The RECAI states that Germany has become a slightly more attractive market due to the Government’s recent approval of a clean energy policy package it hails as “historic”. The German Federal Council moved in July to increase its 2030 renewables target, stating that 80% of power generation should be renewable by this point, up from 42% at present.
This overarching aim was bolstered by pledges to add 10GW of onshore wind each year through to 2030; to more than double solar capacity to 215GW by 2030 and to ratchet up offshore wind. Germany wants to host 30GW of offshore wind by 2030, growing to 70GW by 2045. It is collaborating with the Netherlands, Belgium and Denmark in its offshore wind efforts, with these countries having collectively pledged €135bn of public and private offshore wind investment through to 2030.
The RECAI notes that Germany has moved to streamline planning and development process for renewables to help deliver these goals.
There is little in the way of criticism or concern expressed about the UK’s clean energy investment enablers; Germany seems to have simply pipped the UK to third place by being bolder in the past six months.
The RECAI notes that the UK continues to boast the UK’s largest offshore wind pipeline and states that increasing the 2030 target for installed capacity from 40GW to 50GW through the Energy Security Strategy has increased investment. It emphasises the success of the last Contracts for Difference (CfD) auction round and notes that the UK Infrastructure Bank’s confirmation of its funding priorities, including renewables, make the market attractive to would-be investors.

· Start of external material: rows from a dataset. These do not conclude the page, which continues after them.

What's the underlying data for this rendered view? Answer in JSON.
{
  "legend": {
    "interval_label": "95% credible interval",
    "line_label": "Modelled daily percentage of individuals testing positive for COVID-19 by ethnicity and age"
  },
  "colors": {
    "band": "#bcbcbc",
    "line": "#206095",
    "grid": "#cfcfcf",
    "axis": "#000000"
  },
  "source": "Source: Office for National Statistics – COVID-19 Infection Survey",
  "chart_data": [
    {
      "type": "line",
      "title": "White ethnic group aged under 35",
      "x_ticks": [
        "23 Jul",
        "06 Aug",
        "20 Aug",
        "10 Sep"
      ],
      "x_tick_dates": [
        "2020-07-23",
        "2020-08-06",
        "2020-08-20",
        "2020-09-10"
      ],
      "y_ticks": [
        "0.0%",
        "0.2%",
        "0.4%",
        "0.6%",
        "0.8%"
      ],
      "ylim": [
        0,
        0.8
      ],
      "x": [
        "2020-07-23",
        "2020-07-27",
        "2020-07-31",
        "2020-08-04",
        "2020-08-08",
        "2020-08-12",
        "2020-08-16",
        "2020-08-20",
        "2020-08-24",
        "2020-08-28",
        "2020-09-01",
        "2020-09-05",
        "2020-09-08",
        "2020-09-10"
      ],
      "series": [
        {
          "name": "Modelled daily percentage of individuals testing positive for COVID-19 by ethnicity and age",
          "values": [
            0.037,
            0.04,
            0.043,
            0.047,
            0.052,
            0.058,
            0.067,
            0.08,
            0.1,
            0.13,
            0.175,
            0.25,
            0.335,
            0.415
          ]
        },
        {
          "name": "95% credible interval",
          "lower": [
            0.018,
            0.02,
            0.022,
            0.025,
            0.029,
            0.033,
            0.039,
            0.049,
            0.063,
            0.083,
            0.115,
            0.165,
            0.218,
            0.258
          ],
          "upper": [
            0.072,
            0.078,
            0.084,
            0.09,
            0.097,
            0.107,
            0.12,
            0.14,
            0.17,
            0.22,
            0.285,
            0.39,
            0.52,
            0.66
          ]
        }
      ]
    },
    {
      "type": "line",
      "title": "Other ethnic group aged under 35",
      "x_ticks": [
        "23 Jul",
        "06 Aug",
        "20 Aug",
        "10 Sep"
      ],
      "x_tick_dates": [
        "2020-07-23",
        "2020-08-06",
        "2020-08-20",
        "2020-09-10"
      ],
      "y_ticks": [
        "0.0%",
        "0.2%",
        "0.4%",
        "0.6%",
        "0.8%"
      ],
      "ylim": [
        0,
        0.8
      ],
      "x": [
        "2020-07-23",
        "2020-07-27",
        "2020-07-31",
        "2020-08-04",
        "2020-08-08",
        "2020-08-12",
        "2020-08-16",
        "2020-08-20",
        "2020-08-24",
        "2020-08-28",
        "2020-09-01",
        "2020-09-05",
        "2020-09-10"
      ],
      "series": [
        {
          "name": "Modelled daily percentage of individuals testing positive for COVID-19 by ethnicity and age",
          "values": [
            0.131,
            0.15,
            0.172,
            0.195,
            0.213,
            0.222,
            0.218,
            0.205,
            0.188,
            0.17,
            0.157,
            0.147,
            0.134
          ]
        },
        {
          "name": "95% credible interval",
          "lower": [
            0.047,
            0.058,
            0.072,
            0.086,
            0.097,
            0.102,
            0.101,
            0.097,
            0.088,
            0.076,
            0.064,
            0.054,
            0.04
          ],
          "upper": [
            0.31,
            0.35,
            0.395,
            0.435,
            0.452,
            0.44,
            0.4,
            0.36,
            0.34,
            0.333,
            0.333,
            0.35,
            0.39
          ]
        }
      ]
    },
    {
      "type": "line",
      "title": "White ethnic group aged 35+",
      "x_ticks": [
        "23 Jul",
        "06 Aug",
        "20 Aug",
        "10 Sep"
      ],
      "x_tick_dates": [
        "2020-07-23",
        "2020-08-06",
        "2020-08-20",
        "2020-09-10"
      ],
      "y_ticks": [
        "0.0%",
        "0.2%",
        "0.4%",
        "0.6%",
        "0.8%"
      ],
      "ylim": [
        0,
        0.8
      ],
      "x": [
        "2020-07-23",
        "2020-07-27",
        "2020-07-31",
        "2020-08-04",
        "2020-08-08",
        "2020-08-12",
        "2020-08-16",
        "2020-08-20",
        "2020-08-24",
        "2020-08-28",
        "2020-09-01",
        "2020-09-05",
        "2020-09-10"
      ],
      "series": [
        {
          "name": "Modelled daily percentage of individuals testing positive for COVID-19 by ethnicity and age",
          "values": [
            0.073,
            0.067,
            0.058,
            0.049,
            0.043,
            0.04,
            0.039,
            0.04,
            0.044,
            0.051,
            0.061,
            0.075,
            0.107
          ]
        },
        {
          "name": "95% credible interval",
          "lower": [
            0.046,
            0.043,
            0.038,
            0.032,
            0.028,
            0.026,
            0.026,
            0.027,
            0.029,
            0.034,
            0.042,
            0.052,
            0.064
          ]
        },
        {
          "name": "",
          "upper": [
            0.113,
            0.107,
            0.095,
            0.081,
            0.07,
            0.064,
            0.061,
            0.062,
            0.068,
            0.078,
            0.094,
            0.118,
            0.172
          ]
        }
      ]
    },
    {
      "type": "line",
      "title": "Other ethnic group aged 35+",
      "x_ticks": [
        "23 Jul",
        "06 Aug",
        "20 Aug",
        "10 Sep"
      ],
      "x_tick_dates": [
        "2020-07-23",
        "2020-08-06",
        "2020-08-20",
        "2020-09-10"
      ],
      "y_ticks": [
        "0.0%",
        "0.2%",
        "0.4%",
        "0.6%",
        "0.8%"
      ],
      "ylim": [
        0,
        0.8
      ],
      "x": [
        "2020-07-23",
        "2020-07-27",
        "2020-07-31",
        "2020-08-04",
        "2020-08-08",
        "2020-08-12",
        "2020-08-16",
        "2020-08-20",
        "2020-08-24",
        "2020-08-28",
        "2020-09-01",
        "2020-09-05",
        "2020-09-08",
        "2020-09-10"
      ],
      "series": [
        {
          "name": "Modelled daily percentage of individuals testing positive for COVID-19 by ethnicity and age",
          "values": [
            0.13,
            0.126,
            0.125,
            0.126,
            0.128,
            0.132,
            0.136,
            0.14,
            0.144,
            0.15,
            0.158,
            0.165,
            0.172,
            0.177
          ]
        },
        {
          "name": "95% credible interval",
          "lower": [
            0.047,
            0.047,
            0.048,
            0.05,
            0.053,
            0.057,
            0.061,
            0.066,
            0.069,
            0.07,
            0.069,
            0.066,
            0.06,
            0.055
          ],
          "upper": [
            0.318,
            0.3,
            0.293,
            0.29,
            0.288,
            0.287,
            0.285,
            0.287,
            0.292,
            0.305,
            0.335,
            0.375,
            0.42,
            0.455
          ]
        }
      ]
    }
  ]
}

Nothing is said about concerns that the Government may yet move to make solar development on agricultural land more challenging – a leadership pledge from both Liz Truss and Rishi Sunak.
The US has once again retained its position at the top of the RECAI, with EY predicting increased investment in several clean energy sub-sectors, including green hydrogen and solar supply chains, after the Inflation Reduction Act (IRA) passed. The IRA includes the biggest low-carbon and climate adaptation investment package ever brought forward by a national government, totalling around $370bn. Joe Biden had been pressing for a greater investment, but, as the IRA faced fierce opposition, many in the space are relieved to have seen it pass at all.
China, the RECAI states, is set for a record-breaking year in terms of wind and solar installations.
Outside of the top four, the biggest climbers are Greece and Austria, which have each climbed five places. Greece’s recent renewables tender round, covering 538MW of capacity, was good news for would-be investors, the report states. The report also notes that Greece is streamlining licencing processes for onshore wind and solar and improving blended finance offerings in solar, and that it is laying the groundwork for a rapidly expanding offshore wind sector.
At the other end of the scale, Vietnam slipped six places and Turkey fell five spots. EY discusses “difficult permitting processes” in Vietnam, among other challenges, and concludes that Greece’s broader economic struggles are hitting clean energy hard.
EY notes that most nations are increasing renewable energy commitments and/or removing policy barriers to investors in the face of the energy price crisis, which is largely attributable to high global natural gas prices and has been described as the “first truly global” crisis of its nature.
RECAI chief editor Ben Warren said that many nations are making “remarkable commitments… to drive uptake of renewable energy sources and reduce reliance on gas imports.”
The publication of the RECAI ties in with the energy-themed day of proceedings at COP27 in Sharm El-Sheikh, Egypt.